The truth is that pre-departure cues are part and parcel of walking out the door. On an average day, you have a routine, one that your dog is highly aware of. At no time in your life together has your dog seen you put on and take off your jacket multiple times in a row before leaving. He’s never seen you turn the blow dryer on and off or lock and unlock the door over and over. These repetitive attempts to desensitize a dog to pre-departure cues are ineffective in large part because they are so far from the reality of you actually leaving the house, and your dog knows it. Pre-departure cues trigger anxiety precisely because they precede your departure.

Pre-departure cues must occur in the context of a real departure if you want to desensitize your dog to them, but they need to be slowly and carefully folded in. Separation anxiety dogs assign different value to different cues. The jangle of keys may spike one dog’s anxiety while another may barely notice them. Deconstructing your pre-departure routine is the only way to discover which cues may send your dog hurtling toward panic.

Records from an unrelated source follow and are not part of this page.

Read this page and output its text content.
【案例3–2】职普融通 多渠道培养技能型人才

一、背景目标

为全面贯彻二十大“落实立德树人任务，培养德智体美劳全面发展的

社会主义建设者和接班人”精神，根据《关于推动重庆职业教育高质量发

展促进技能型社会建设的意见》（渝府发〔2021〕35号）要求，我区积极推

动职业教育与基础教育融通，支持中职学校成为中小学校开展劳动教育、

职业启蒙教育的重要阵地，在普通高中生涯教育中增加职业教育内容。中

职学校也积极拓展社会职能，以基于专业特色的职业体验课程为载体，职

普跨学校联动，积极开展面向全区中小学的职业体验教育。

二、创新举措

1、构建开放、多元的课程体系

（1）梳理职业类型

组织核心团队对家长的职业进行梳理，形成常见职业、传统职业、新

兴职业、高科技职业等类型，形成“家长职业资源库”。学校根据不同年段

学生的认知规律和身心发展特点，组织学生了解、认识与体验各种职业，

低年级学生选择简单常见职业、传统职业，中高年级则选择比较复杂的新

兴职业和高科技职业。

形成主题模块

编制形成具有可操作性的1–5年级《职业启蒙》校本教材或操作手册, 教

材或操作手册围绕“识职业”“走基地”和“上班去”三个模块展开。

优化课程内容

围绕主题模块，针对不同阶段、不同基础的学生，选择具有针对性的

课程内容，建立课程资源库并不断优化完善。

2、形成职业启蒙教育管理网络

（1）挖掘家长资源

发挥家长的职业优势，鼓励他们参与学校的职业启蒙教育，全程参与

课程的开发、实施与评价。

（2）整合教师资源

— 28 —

A good rule of thumb is to add only one pre-departure cue per training session and vary its appearance so you can measure your dog’s reaction to it. In other words, if you pick up your keys and step out the door for 30 seconds, perhaps do not pick up the keys on your next departure in the training session. If you had begun putting on your shoes and picking up your keys on the same day and saw your dog’s anxiety increase, you wouldn’t know which of the two was triggering it.

Once a departure cue has been added, it must continue to appear in future training sessions. As you include more and more of your routine in your practice absences, you’ll find your dog noticing them less and less. Before you know it, you — with shoes on your feet, blow-dried hair and keys in hand — will be able to leave the house while your best friend stays calmly behind.